Lembram-se daquelas imagens de Berardo, de braços no ar, a ser vitoriado como um salvador por velhos trabalhadores com bandeiras da CGTP, à saída da assembleia da PT que assinalou a derrota da OPA da Sonae?
Essas imagens são a certidão de óbito passada ao sindicalismo português. E quem tivesse dúvidas ficaria com elas completamente desfeitas ao saber que a CGTP, campeã da luta por melhores salários, contratos definitivos e o direito à greve, emprega funcionários a recibo verde, que ganham mal e são desaconselhados a fazer greve.
Esclerosados, incapazes de compreender e se adaptar a um mundo que muda a 200 km/hora, os nossos sindicatos já estão mortos há uma data de tempo. O problema é que alguém se esqueceu de os avisar. O 11º Congresso da CGTP, que reúne esta semana, é um misto de encontro de «zombies» e ajuste de contas entre comunistas da linha dura e «compagnons de route» que a direcção do PCP passou a catalogar como idiotas que já não são úteis. As colunas dos jornais dedicadas ao congresso são preenchidas com especulações sobre a relação de forças que sairá da reunião. Já se sabe que o PCP controla a central com mão de ferro. Dos 19 membros da Executiva há nove que são do Comité Central do PCP. E o secretário-geral, Manuel Carvalho da Silva, é militante desde 1975. O problema é que o «Manel» amoleceu. Pôs-se a estudar Sociologia à noite, casou-se com uma mulher 25 mais nova e doutorou-se com uma tese em que tenta encontrar uma resposta para o fracasso dos sindicatos.
Pedro, um jovem licenciado em Belas Artes que trabalha na área de marketing da PT, não esteve a aplaudir Berardo no Fórum Picoas. Não é sindicalizado, como três em quatro trabalhadores portugueses. Quando lhe perguntam porquê, explica por outras palavras que o sindicato não lhe serve para nada. A resposta é cuidadosa, ele é o filho mais velho de Carvalho da Silva. O «Manel» já percebeu que os sindicatos não têm futuro. Falta-lhe a coragem de assumir que gastou em vão 25 anos da sua vida. Compreende que a globalização, o individualismo, os fluxos migratórios, o aumento da esperança de vida, a revolução tecnológica, o aumento brutal da precariedade no trabalho (20% da força de trabalho em Portugal vive à margem de qualquer tipo de contrato) e a reorganização do capitalismo passaram ao lado dos sindicatos que pararam no tempo das máquinas de escrever e da televisão a preto e branco. Mas em vez de confessar a impotência do sindicalismo em sobreviver, adaptando-se às novas realidades, prefere culpar as desvairadas mudanças pela morte da CGTP.
O 11º Congresso da CGTP seria útil se em vez de servir de palco a lutas intestinas do PCP procedesse a uma autópsia honesta ao sindicalismo português. E se em vez da Executiva, elegesse uma Comissão Liquidatária.
Jorge Fiel in OJE 12.02.2008
Pouco mais tenho a acrescentar a este artigo de Jorge Fiel. Não gostei (apesar de ser uma ironia da vida) da referência ao filho de Manuel Carvalho da Silva. Não concordo obviamente com a visão de que os sindicatos não têm futuro. Têm, mas não como marionetas de partidos políticos. Fazem falta para defender os trabalhadores, não para os instrumentalizar. Mas será que os defendem insultando Sócrates, Durão ou outro que não alinhe com o “Partido”? Certas classes profissionais em Portugal estão há 30 anos em protesto. Nunca nada está bem. Os exemplos são demais conhecidos, nem me vou dar ao trabalho de os enunciar. Certos dirigentes sindicais perpetuam-se no poder. Que grande anedota o centralismo democrático…

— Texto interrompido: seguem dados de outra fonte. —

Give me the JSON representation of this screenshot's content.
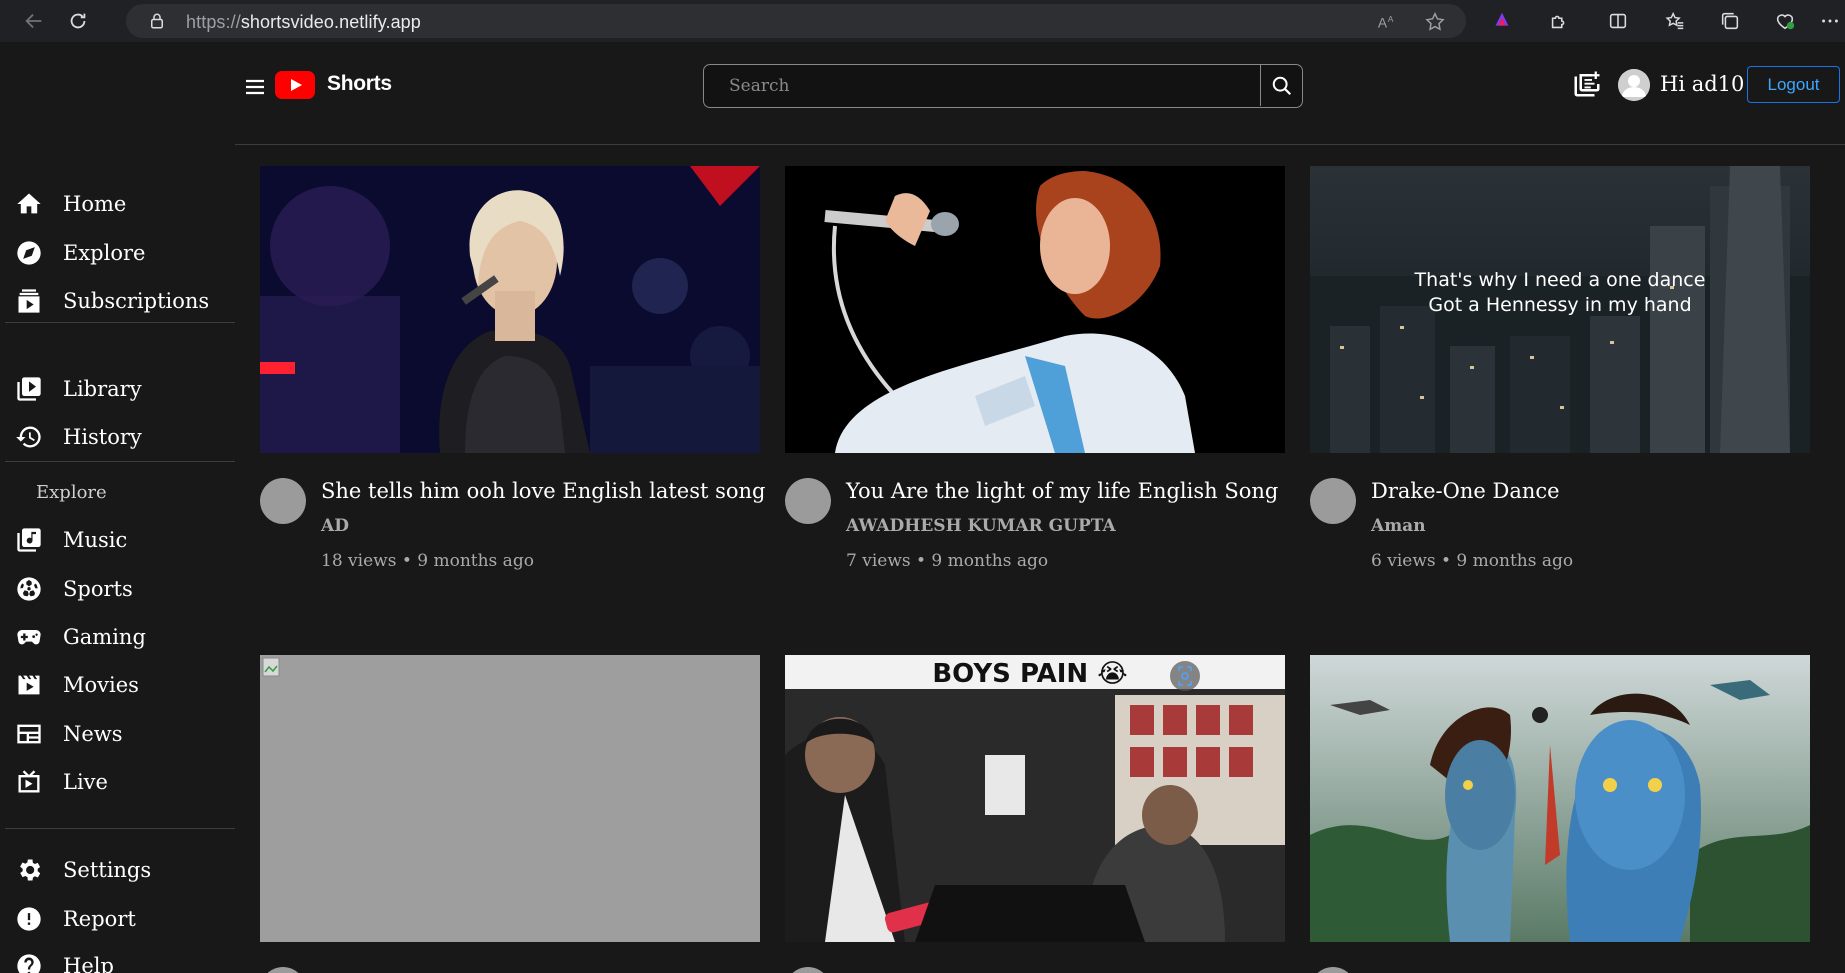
{
  "browser": {
    "url_protocol": "https://",
    "url_host": "shortsvideo.netlify.app"
  },
  "header": {
    "brand": "Shorts",
    "search_placeholder": "Search",
    "greeting": "Hi ad10",
    "logout_label": "Logout"
  },
  "sidebar": {
    "items": [
      {
        "label": "Home",
        "icon": "home-icon"
      },
      {
        "label": "Explore",
        "icon": "compass-icon"
      },
      {
        "label": "Subscriptions",
        "icon": "subscriptions-icon"
      },
      {
        "label": "Library",
        "icon": "library-icon"
      },
      {
        "label": "History",
        "icon": "history-icon"
      }
    ],
    "explore_heading": "Explore",
    "explore_items": [
      {
        "label": "Music",
        "icon": "music-icon"
      },
      {
        "label": "Sports",
        "icon": "sports-icon"
      },
      {
        "label": "Gaming",
        "icon": "gaming-icon"
      },
      {
        "label": "Movies",
        "icon": "movies-icon"
      },
      {
        "label": "News",
        "icon": "news-icon"
      },
      {
        "label": "Live",
        "icon": "live-icon"
      }
    ],
    "bottom_items": [
      {
        "label": "Settings",
        "icon": "gear-icon"
      },
      {
        "label": "Report",
        "icon": "report-icon"
      },
      {
        "label": "Help",
        "icon": "help-icon"
      }
    ]
  },
  "videos": [
    {
      "title": "She tells him ooh love English latest song",
      "channel": "AD",
      "stats": "18 views • 9 months ago"
    },
    {
      "title": "You Are the light of my life English Song",
      "channel": "AWADHESH KUMAR GUPTA",
      "stats": "7 views • 9 months ago"
    },
    {
      "title": "Drake-One Dance",
      "channel": "Aman",
      "stats": "6 views • 9 months ago",
      "caption_1": "That's why I need a one dance",
      "caption_2": "Got a Hennessy in my hand"
    },
    {
      "title": "",
      "channel": "",
      "stats": ""
    },
    {
      "title": "",
      "channel": "",
      "stats": "",
      "caption": "BOYS PAIN 😭"
    },
    {
      "title": "",
      "channel": "",
      "stats": ""
    }
  ],
  "colors": {
    "background": "#181818",
    "brand_red": "#ff0000",
    "link_blue": "#3ea6ff"
  }
}
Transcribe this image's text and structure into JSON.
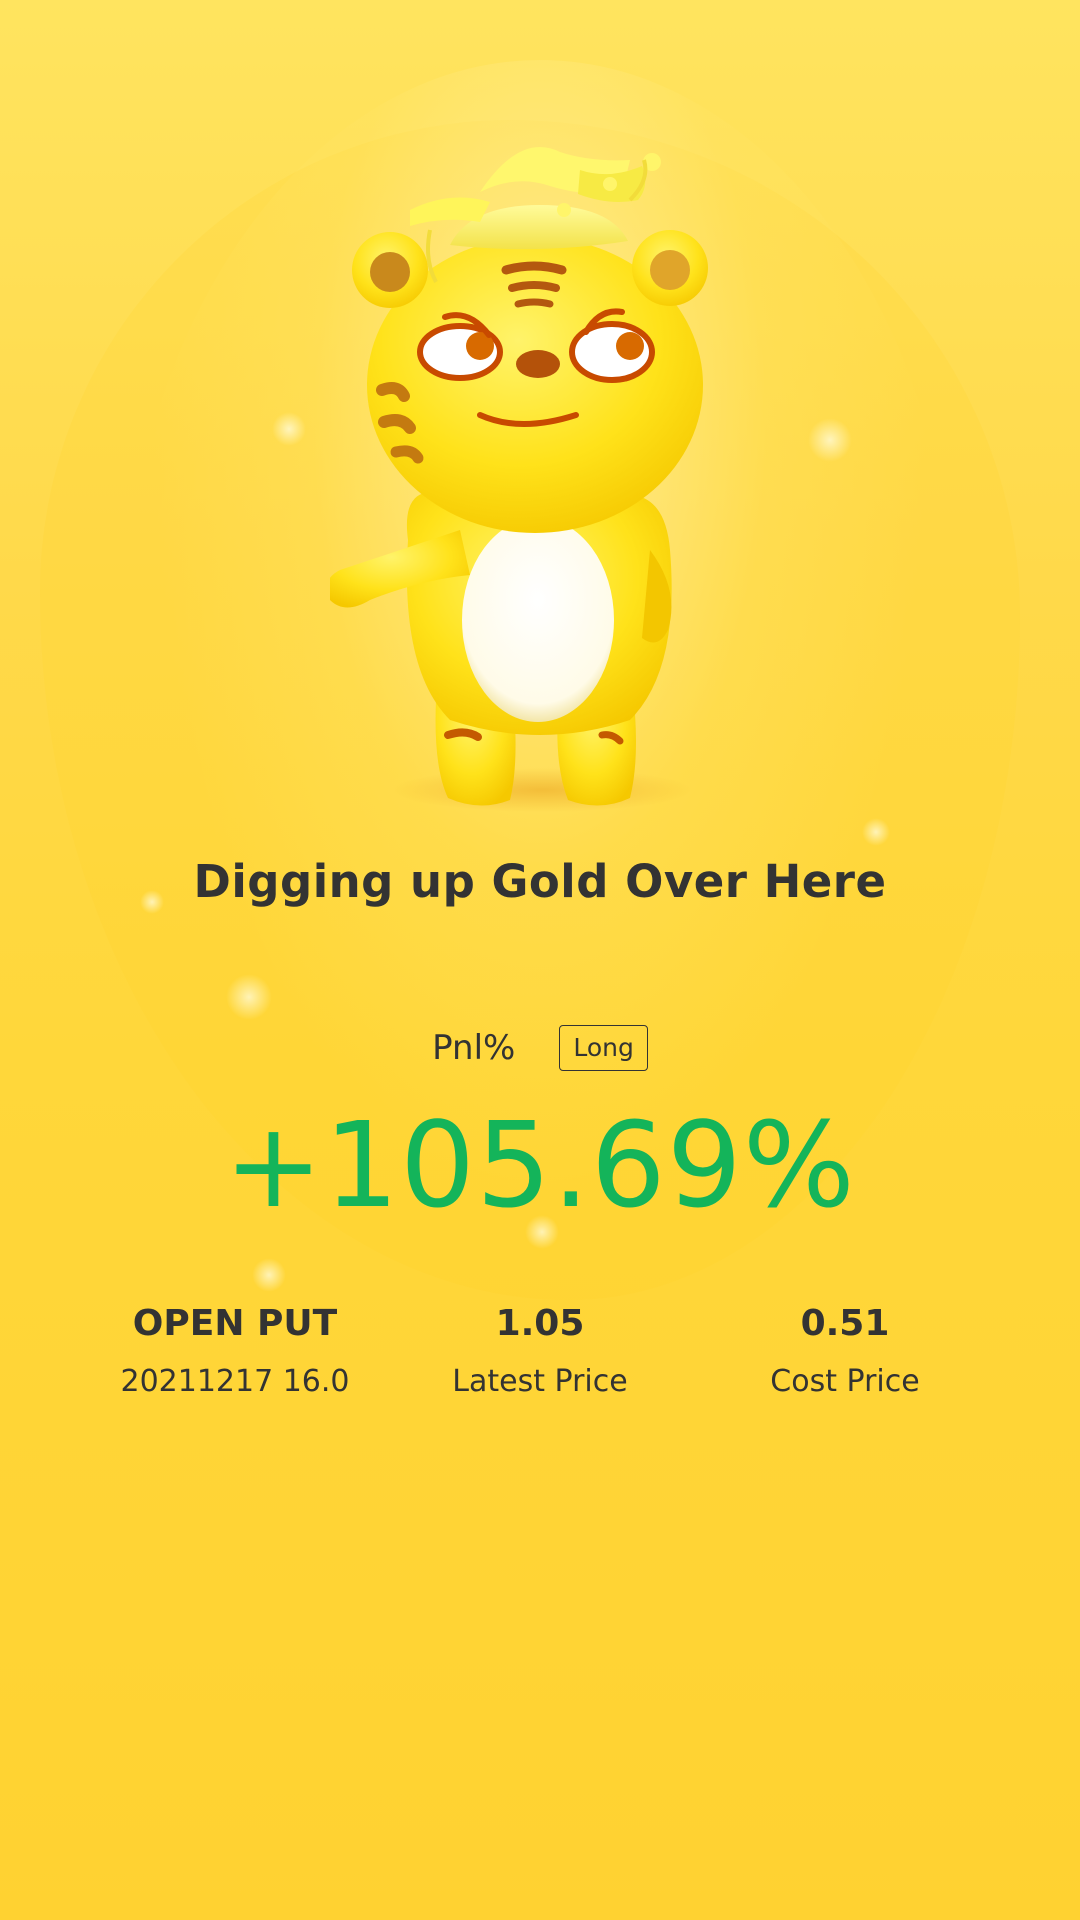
{
  "headline": "Digging up Gold Over Here",
  "pnl": {
    "label": "Pnl%",
    "side": "Long",
    "value": "+105.69%",
    "value_color": "#14b45a"
  },
  "stats": [
    {
      "main": "OPEN PUT",
      "sub": "20211217 16.0"
    },
    {
      "main": "1.05",
      "sub": "Latest Price"
    },
    {
      "main": "0.51",
      "sub": "Cost Price"
    }
  ],
  "theme": {
    "background": "#ffd94a",
    "text": "#333333"
  },
  "mascot": {
    "icon": "tiger-mascot-with-gold-ingot-hat"
  }
}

O que se passa na CGTP hoje é vergonhoso: os direitos dos trabalhadores são um chavão que serve para camuflar as acções de rua do PCP. Este tipo de sindicato não interessa nem ao patronato nem aos trabalhadores: interessa apenas à ortodoxia marxista que se orgulha de ter parado no tempo.
Quer na Europa, quer nos Estados Unidos a força dos sindicatos, que não estão assentes em dogmas científicos de génese comunista, é muito grande. Lá fora os sindicatos dialogam, exigem, manifestam-se, ganham direitos. Em Portugal nada disso interessa, pois um acordo entre patrões e trabalhadores esvazia o espaço político do Partido Comunista. Até quando?